Necessary inputs for compiling code and running jobs should be initially copied into the user's home directory (/home/NetID/). Prior to compiling code or running jobs, necessary files should be copied to a suitable location in the user's scratch directory (/scratch/NetID/).

3. Compiling code

All compiling should be performed on aci-service-2.chtc.wisc.edu (which you can ssh to from aci-service-1). The necessary compilers should all be accessible from this head node, and your files will still be accessible on the gluster file system.

If you're compiling MPI code
When compiling MPI code to run on the HPC Cluster, it is necessary to use SLURM's MPI libraries by specifying a -lpmi argument as shown in the following command-line examples using gcc and mpi compilers:

$ gcc [args] -lpmi executable
$ mpicc [args] -lpmi executable
$ mpicc++ [args] -lpmi executable

In these examples, [args] indicates where your usual compiling arguments go, and executable indicates where the executable is named. When specifying the executable, it is best to use the absolute location, as in /scratch/lmichael/myjob/mpi.exe. Otherwise, make sure you have navigated to the location of the executable within your scratch directory.

Using the -lpmi argument will link your code with SLURM's built-in MPI libraries, such that you will not need to specify an MPI executable (mpirun, mpiexec, etc.) when submitting jobs to the queue. You can read more about SLURM's MPI compatibility in the software's MPI Use Guide.

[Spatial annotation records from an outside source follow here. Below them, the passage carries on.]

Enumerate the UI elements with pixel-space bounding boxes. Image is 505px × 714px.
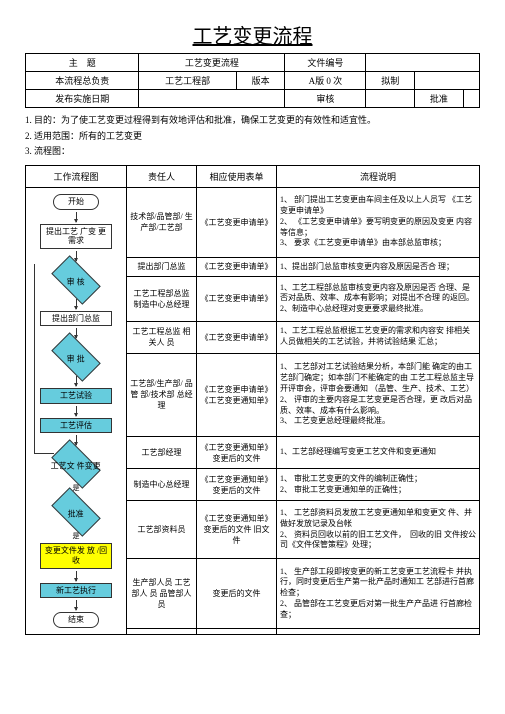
desc-cell: 1、工艺工程部总监审核变更内容及原因是否 合理、是否对品质、效率、成本有影响；对… (277, 276, 480, 321)
desc-cell: 1、提出部门总监审核变更内容及原因是否合 理； (277, 257, 480, 276)
hdr-cell (366, 54, 480, 72)
form-cell: 《工艺变更申请单》 《工艺变更通知单》 (197, 353, 277, 436)
header-table: 主 题 工艺变更流程 文件编号 本流程总负责 工艺工程部 版本 A版 0 次 拟… (25, 53, 480, 108)
col-header: 工作流程图 (26, 165, 127, 187)
hdr-cell: 拟制 (366, 72, 415, 90)
page-title: 工艺变更流程 (25, 20, 480, 49)
note: 1. 目的：为了使工艺变更过程得到有效地评估和批准，确保工艺变更的有效性和适宜性… (25, 114, 480, 128)
form-cell: 《工艺变更申请单》 (197, 276, 277, 321)
desc-cell: 1、 工艺部对工艺试验结果分析，本部门能 确定的由工艺部门确定；如本部门不能确定… (277, 353, 480, 436)
flowchart-cell: 开始 提出工艺 广变 更需求 审 核 提出部门总监 审 批 工艺试验 工艺评估 (26, 187, 127, 635)
desc-cell: 1、 工艺部资料员发放工艺变更通知单和变更文 件、并做好发放记录及台帐 2、 资… (277, 501, 480, 558)
form-cell: 《工艺变更通知单》 变更后的文件 (197, 469, 277, 501)
col-header: 流程说明 (277, 165, 480, 187)
resp-cell: 工艺部/生产部/ 品管 部/技术部 总经理 (127, 353, 197, 436)
flow-step: 变更文件发 放 /回收 (40, 543, 112, 568)
flow-decision: 审 核 (51, 255, 100, 304)
desc-cell (277, 629, 480, 635)
resp-cell: 工艺部经理 (127, 436, 197, 468)
resp-cell: 提出部门总监 (127, 257, 197, 276)
form-cell (197, 629, 277, 635)
resp-cell (127, 629, 197, 635)
resp-cell: 制造中心总经理 (127, 469, 197, 501)
flow-end: 结束 (53, 612, 99, 628)
flow-step: 新工艺执行 (40, 583, 112, 599)
note: 3. 流程图： (25, 145, 480, 159)
hdr-cell (366, 90, 415, 108)
col-header: 相应使用表单 (197, 165, 277, 187)
resp-cell: 工艺工程部总监 制造中心总经理 (127, 276, 197, 321)
form-cell: 变更后的文件 (197, 558, 277, 628)
hdr-cell (139, 90, 285, 108)
hdr-cell: 审核 (285, 90, 366, 108)
flow-label: 是 (28, 483, 124, 493)
hdr-cell: 版本 (236, 72, 285, 90)
flow-decision: 审 批 (51, 333, 100, 382)
note: 2. 适用范围：所有的工艺变更 (25, 130, 480, 144)
desc-cell: 1、 审批工艺变更的文件的编制正确性； 2、 审批工艺变更通知单的正确性； (277, 469, 480, 501)
desc-cell: 1、工艺部经理编写变更工艺文件和变更通知 (277, 436, 480, 468)
flow-start: 开始 (53, 194, 99, 210)
form-cell: 《工艺变更申请单》 (197, 257, 277, 276)
resp-cell: 工艺部资料员 (127, 501, 197, 558)
flow-decision: 批准 (51, 488, 100, 537)
hdr-cell (463, 90, 479, 108)
col-header: 责任人 (127, 165, 197, 187)
form-cell: 《工艺变更申请单》 (197, 321, 277, 353)
desc-cell: 1、 部门提出工艺变更由车间主任及以上人员写 《工艺变更申请单》 2、 《工艺变… (277, 187, 480, 257)
notes: 1. 目的：为了使工艺变更过程得到有效地评估和批准，确保工艺变更的有效性和适宜性… (25, 114, 480, 159)
hdr-cell: 主 题 (26, 54, 139, 72)
desc-cell: 1、工艺工程总监根据工艺变更的需求和内容安 排相关人员做相关的工艺试验，并将试验… (277, 321, 480, 353)
resp-cell: 工艺工程总监 相关人 员 (127, 321, 197, 353)
form-cell: 《工艺变更通知单》 变更后的文件 旧文件 (197, 501, 277, 558)
hdr-cell: 文件编号 (285, 54, 366, 72)
desc-cell: 1、 生产部工段即按变更的新工艺变更工艺流程卡 并执行，同时变更后生产第一批产品… (277, 558, 480, 628)
hdr-cell: 本流程总负责 (26, 72, 139, 90)
main-table: 工作流程图 责任人 相应使用表单 流程说明 开始 提出工艺 广变 更需求 审 核… (25, 165, 480, 636)
resp-cell: 技术部/品管部/ 生产部/工艺部 (127, 187, 197, 257)
hdr-cell: 批准 (415, 90, 464, 108)
hdr-cell (415, 72, 480, 90)
resp-cell: 生产部人员 工艺部人 员 品管部人员 (127, 558, 197, 628)
flow-step: 提出工艺 广变 更需求 (40, 224, 112, 249)
flow-decision: 工艺文 件变更 (51, 440, 100, 489)
flow-label: 是 (28, 531, 124, 541)
hdr-cell: 工艺变更流程 (139, 54, 285, 72)
form-cell: 《工艺变更申请单》 (197, 187, 277, 257)
hdr-cell: 工艺工程部 (139, 72, 236, 90)
hdr-cell: A版 0 次 (285, 72, 366, 90)
form-cell: 《工艺变更通知单》 变更后的文件 (197, 436, 277, 468)
hdr-cell: 发布实施日期 (26, 90, 139, 108)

If you're compiling code without MPI
Compile as you normally would after copying necessary files to a suitable location in your scratch directory.

In either case
If you get an error indicating that a suitable library was not found, try compiling again with an additional -static argument. If you're still having issues compiling (or need a compiler/version not already installed), please send us an email at chtc@cs.wisc.edu.

4. Submitting jobs

To submit your computing job to the SLURM queue, issue one of the following commands:

$ srun -n #cores executable [args]
$ srun -N #nodes executable [args]

In the first example, -n is used to indicate an integer number of cores (#cores) you'd like your executable to run on. Alternatively, you may wish to run on a set number of nodes (16 cores per node, 4 GB RAM per core, 64 GB RAM per node) as indicated in the second example with the -N argument. Remember that because you compiled with SLURM's MPI libraries, you do not need to indicate an MPI executable (mpirun, mpiexec, etc.).

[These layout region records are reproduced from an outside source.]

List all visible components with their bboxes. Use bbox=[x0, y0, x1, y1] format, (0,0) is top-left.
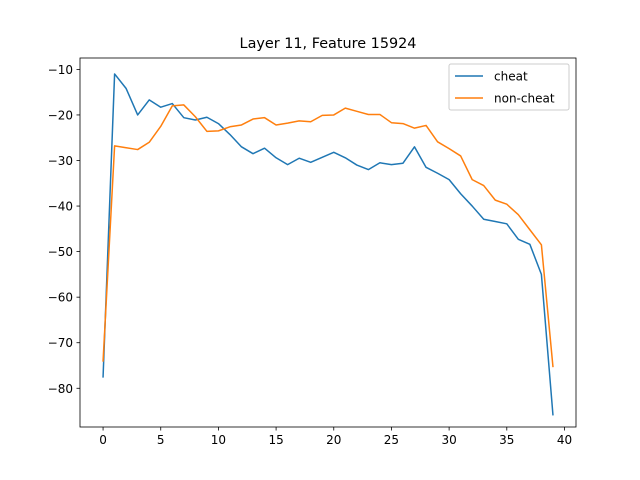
legend-label-cheat: cheat bbox=[494, 70, 528, 84]
x-tick-label: 30 bbox=[441, 433, 456, 447]
x-tick-label: 40 bbox=[557, 433, 572, 447]
y-tick-label: −20 bbox=[48, 108, 73, 122]
x-tick-label: 15 bbox=[268, 433, 283, 447]
legend: cheat non-cheat bbox=[448, 63, 570, 111]
x-tick-label: 5 bbox=[157, 433, 165, 447]
y-tick-label: −30 bbox=[48, 154, 73, 168]
x-tick-label: 20 bbox=[326, 433, 341, 447]
y-tick-label: −50 bbox=[48, 245, 73, 259]
y-tick-label: −70 bbox=[48, 336, 73, 350]
plot-area: 0 5 10 15 20 25 30 35 40 −80 −70 −60 −50 −40 −30 −20 −10 bbox=[48, 57, 577, 447]
chart-title: Layer 11, Feature 15924 bbox=[240, 36, 417, 52]
series-line-cheat bbox=[102, 73, 554, 416]
y-tick-label: −10 bbox=[48, 63, 73, 77]
y-tick-label: −40 bbox=[48, 200, 73, 214]
x-tick-label: 10 bbox=[211, 433, 226, 447]
y-tick-label: −60 bbox=[48, 291, 73, 305]
x-tick-label: 25 bbox=[384, 433, 399, 447]
x-tick-label: 35 bbox=[499, 433, 514, 447]
x-tick-label: 0 bbox=[99, 433, 107, 447]
axes-frame bbox=[79, 57, 577, 428]
legend-label-non-cheat: non-cheat bbox=[494, 92, 555, 106]
series-line-non-cheat bbox=[102, 104, 554, 368]
y-tick-label: −80 bbox=[48, 382, 73, 396]
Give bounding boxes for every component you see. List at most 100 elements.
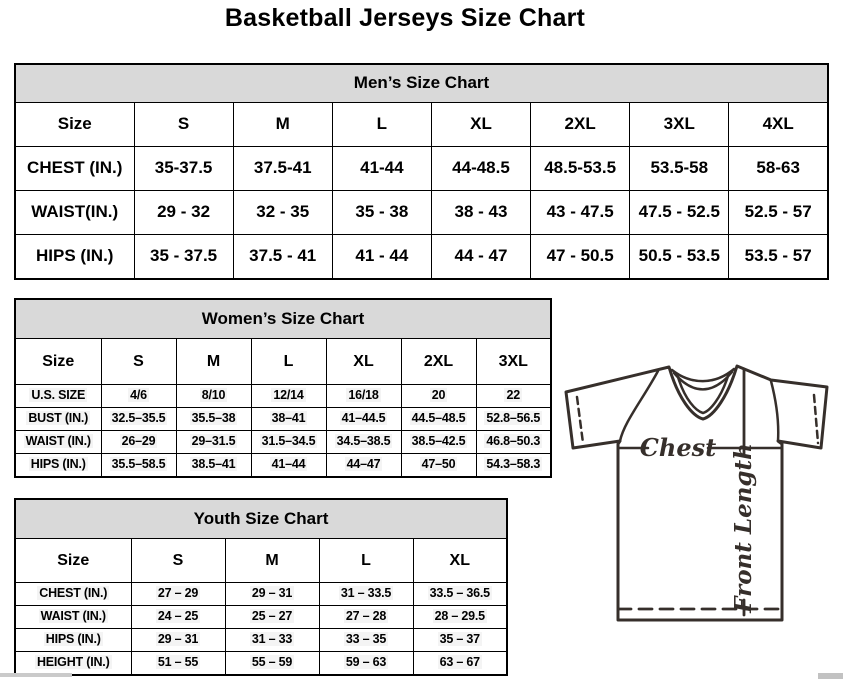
table-cell: 37.5 - 41 xyxy=(232,234,333,280)
left-cuff-dashed-line xyxy=(575,395,585,445)
youth-chart-title: Youth Size Chart xyxy=(14,498,508,539)
jersey-outline xyxy=(564,364,829,622)
column-header: S xyxy=(100,338,177,385)
table-cell: 52.8–56.5 xyxy=(475,407,552,431)
row-label: HIPS (IN.) xyxy=(14,234,135,280)
table-cell: 55 – 59 xyxy=(224,651,320,676)
right-cuff-dashed-line xyxy=(812,393,820,445)
column-header: L xyxy=(318,538,414,583)
womens-size-chart-table: Women’s Size Chart Size S M L XL 2XL 3XL… xyxy=(14,298,552,478)
table-cell: 33 – 35 xyxy=(318,628,414,652)
table-cell: 25 – 27 xyxy=(224,605,320,629)
table-cell: 47 - 50.5 xyxy=(530,234,631,280)
table-row: HIPS (IN.) 35.5–58.5 38.5–41 41–44 44–47… xyxy=(14,453,552,478)
table-row: WAIST(IN.) 29 - 32 32 - 35 35 - 38 38 - … xyxy=(14,190,829,235)
mens-size-chart-table: Men’s Size Chart Size S M L XL 2XL 3XL 4… xyxy=(14,63,829,280)
table-cell: 41–44 xyxy=(250,453,327,478)
table-row: HEIGHT (IN.) 51 – 55 55 – 59 59 – 63 63 … xyxy=(14,651,508,676)
collar-band-arc xyxy=(670,367,736,383)
horizontal-scrollbar-fragment xyxy=(818,673,843,679)
table-cell: 8/10 xyxy=(175,384,252,408)
table-cell: 48.5-53.5 xyxy=(530,146,631,191)
column-header: Size xyxy=(14,538,132,583)
column-header: L xyxy=(250,338,327,385)
front-length-label: Front Length xyxy=(730,443,757,614)
table-cell: 52.5 - 57 xyxy=(728,190,829,235)
table-cell: 50.5 - 53.5 xyxy=(629,234,730,280)
column-header: XL xyxy=(430,102,532,147)
mens-chart-title: Men’s Size Chart xyxy=(14,63,829,103)
table-cell: 47–50 xyxy=(400,453,477,478)
row-label: HEIGHT (IN.) xyxy=(14,651,132,676)
table-row: HIPS (IN.) 29 – 31 31 – 33 33 – 35 35 – … xyxy=(14,628,508,652)
table-cell: 44 - 47 xyxy=(430,234,532,280)
row-label: HIPS (IN.) xyxy=(14,453,102,478)
table-cell: 37.5-41 xyxy=(232,146,333,191)
column-header: 4XL xyxy=(728,102,829,147)
table-cell: 63 – 67 xyxy=(412,651,508,676)
table-cell: 38.5–42.5 xyxy=(400,430,477,454)
column-header: 2XL xyxy=(400,338,477,385)
row-label: WAIST(IN.) xyxy=(14,190,135,235)
table-cell: 58-63 xyxy=(728,146,829,191)
row-label: WAIST (IN.) xyxy=(14,430,102,454)
left-armhole-seam xyxy=(618,369,660,443)
table-cell: 27 – 28 xyxy=(318,605,414,629)
table-cell: 44–47 xyxy=(325,453,402,478)
table-cell: 12/14 xyxy=(250,384,327,408)
table-cell: 29 – 31 xyxy=(130,628,226,652)
table-cell: 35.5–38 xyxy=(175,407,252,431)
table-cell: 28 – 29.5 xyxy=(412,605,508,629)
right-armhole-seam xyxy=(769,379,780,443)
table-cell: 41-44 xyxy=(331,146,432,191)
table-cell: 35 - 38 xyxy=(331,190,432,235)
column-header: L xyxy=(331,102,432,147)
column-header: M xyxy=(224,538,320,583)
table-cell: 34.5–38.5 xyxy=(325,430,402,454)
table-row: HIPS (IN.) 35 - 37.5 37.5 - 41 41 - 44 4… xyxy=(14,234,829,280)
table-cell: 59 – 63 xyxy=(318,651,414,676)
row-label: WAIST (IN.) xyxy=(14,605,132,629)
table-cell: 35 – 37 xyxy=(412,628,508,652)
column-header: 2XL xyxy=(530,102,631,147)
column-header: S xyxy=(130,538,226,583)
table-cell: 29–31.5 xyxy=(175,430,252,454)
table-cell: 27 – 29 xyxy=(130,582,226,606)
table-cell: 35-37.5 xyxy=(133,146,234,191)
youth-size-chart-table: Youth Size Chart Size S M L XL CHEST (IN… xyxy=(14,498,508,676)
table-row: CHEST (IN.) 35-37.5 37.5-41 41-44 44-48.… xyxy=(14,146,829,191)
row-label: CHEST (IN.) xyxy=(14,146,135,191)
page-title: Basketball Jerseys Size Chart xyxy=(224,4,586,32)
table-row: BUST (IN.) 32.5–35.5 35.5–38 38–41 41–44… xyxy=(14,407,552,431)
jersey-measurement-diagram: Chest Front Length xyxy=(564,364,829,622)
table-cell: 41–44.5 xyxy=(325,407,402,431)
table-cell: 20 xyxy=(400,384,477,408)
table-cell: 29 - 32 xyxy=(133,190,234,235)
table-cell: 47.5 - 52.5 xyxy=(629,190,730,235)
table-cell: 54.3–58.3 xyxy=(475,453,552,478)
table-cell: 38–41 xyxy=(250,407,327,431)
row-label: HIPS (IN.) xyxy=(14,628,132,652)
column-header: Size xyxy=(14,338,102,385)
column-header: S xyxy=(133,102,234,147)
table-cell: 35.5–58.5 xyxy=(100,453,177,478)
table-cell: 33.5 – 36.5 xyxy=(412,582,508,606)
table-cell: 53.5-58 xyxy=(629,146,730,191)
column-header: M xyxy=(175,338,252,385)
row-label: CHEST (IN.) xyxy=(14,582,132,606)
table-cell: 26–29 xyxy=(100,430,177,454)
table-cell: 41 - 44 xyxy=(331,234,432,280)
table-row: CHEST (IN.) 27 – 29 29 – 31 31 – 33.5 33… xyxy=(14,582,508,606)
table-cell: 16/18 xyxy=(325,384,402,408)
column-header: 3XL xyxy=(475,338,552,385)
table-cell: 31.5–34.5 xyxy=(250,430,327,454)
table-cell: 43 - 47.5 xyxy=(530,190,631,235)
table-cell: 38 - 43 xyxy=(430,190,532,235)
row-label: U.S. SIZE xyxy=(14,384,102,408)
column-header: 3XL xyxy=(629,102,730,147)
table-row: WAIST (IN.) 26–29 29–31.5 31.5–34.5 34.5… xyxy=(14,430,552,454)
womens-chart-title: Women’s Size Chart xyxy=(14,298,552,339)
row-label: BUST (IN.) xyxy=(14,407,102,431)
table-cell: 35 - 37.5 xyxy=(133,234,234,280)
womens-header-row: Size S M L XL 2XL 3XL xyxy=(14,338,552,385)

If you would like to run a single job using 64 cores or more, please contact us first by sending an email to chtc@cs.wisc.edu so that we may help determine the best way to run your job.

If you would first like to test or debug your code on a single node (16 cores or less), you can initiate an interactive shell on a worker node by issuing the following command from the head node:

$ srun --pty bash

After the interactive shell is created, you'll have access to files in your home and scratch directories on the shared file system for interactive work. It is important to exit the interactive shell when you're done working by typing exit.

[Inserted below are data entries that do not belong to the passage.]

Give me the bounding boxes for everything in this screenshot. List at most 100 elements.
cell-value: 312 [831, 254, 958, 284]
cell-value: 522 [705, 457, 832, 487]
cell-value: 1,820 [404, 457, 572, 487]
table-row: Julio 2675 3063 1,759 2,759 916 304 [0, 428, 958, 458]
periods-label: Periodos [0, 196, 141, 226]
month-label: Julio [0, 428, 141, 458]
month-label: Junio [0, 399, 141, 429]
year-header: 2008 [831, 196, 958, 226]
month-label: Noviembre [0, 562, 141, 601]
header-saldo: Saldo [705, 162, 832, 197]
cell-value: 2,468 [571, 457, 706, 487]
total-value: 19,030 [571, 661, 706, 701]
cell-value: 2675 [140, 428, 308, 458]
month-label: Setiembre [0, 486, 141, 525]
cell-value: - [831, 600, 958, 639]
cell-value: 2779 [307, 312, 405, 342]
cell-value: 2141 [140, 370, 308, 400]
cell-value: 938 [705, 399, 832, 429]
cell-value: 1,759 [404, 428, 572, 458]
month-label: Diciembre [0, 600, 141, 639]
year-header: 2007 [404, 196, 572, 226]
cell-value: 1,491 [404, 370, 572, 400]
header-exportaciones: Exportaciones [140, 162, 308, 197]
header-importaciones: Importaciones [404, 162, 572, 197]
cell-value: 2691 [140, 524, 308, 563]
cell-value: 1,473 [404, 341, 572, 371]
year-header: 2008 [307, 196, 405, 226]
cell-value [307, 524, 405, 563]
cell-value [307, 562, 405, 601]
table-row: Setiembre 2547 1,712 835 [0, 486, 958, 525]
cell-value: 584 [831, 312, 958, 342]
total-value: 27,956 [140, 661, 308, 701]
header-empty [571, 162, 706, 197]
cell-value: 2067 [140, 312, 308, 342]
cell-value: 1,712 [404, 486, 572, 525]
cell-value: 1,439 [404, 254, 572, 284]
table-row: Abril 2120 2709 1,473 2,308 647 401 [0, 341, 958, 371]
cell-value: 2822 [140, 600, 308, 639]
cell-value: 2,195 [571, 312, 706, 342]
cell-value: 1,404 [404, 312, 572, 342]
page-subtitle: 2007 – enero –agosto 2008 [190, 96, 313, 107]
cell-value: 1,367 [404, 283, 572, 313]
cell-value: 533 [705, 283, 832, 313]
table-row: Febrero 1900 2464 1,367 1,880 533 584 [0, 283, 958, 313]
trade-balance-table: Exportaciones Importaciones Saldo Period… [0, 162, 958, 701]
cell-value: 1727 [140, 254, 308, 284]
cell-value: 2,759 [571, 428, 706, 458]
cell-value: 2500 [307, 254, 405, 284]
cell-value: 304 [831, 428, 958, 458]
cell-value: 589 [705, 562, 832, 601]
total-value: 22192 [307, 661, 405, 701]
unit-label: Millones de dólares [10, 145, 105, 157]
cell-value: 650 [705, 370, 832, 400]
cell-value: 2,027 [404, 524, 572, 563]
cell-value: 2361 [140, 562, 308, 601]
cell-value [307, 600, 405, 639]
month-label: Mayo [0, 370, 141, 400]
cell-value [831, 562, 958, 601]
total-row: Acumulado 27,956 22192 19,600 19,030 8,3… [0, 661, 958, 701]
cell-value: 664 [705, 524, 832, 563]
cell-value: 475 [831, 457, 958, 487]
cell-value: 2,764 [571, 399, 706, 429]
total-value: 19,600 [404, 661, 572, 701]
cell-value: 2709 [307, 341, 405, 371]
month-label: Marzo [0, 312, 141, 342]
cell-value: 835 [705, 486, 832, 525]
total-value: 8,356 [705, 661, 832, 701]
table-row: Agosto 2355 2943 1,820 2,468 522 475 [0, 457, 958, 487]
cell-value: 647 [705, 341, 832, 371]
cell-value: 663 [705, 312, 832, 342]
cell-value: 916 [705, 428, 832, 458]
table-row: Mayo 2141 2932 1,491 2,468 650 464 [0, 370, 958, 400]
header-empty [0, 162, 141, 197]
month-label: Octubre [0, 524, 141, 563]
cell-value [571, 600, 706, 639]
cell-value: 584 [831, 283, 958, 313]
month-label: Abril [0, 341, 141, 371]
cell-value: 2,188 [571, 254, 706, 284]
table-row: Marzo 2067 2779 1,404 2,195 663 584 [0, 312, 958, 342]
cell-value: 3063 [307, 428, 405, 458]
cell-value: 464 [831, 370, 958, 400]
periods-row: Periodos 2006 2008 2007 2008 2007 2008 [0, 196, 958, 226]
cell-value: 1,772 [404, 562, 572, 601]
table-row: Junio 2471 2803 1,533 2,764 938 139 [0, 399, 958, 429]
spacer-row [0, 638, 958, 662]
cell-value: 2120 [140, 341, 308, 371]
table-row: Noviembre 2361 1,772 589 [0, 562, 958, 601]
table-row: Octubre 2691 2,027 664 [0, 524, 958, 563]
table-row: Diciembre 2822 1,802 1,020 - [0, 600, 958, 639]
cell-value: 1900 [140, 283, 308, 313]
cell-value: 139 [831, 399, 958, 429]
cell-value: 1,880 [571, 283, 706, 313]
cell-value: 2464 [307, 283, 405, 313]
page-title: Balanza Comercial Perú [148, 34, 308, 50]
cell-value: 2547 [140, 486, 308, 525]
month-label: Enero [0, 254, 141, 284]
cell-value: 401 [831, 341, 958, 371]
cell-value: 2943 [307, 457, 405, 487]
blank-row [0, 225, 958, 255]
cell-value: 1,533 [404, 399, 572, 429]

5. Viewing jobs in the queue

To view jobs in the SLURM queue as they run, enter the following:

$ squeue [-u NetID]

In this example, including -u NetID will produce output showing only your jobs. Issuing squeue alone will show all user jobs in the queue.

6. Killing jobs

After running squeue, you can kill your job with the following:

$ scancel job#

where job# is the number shown for your job in the squeue output.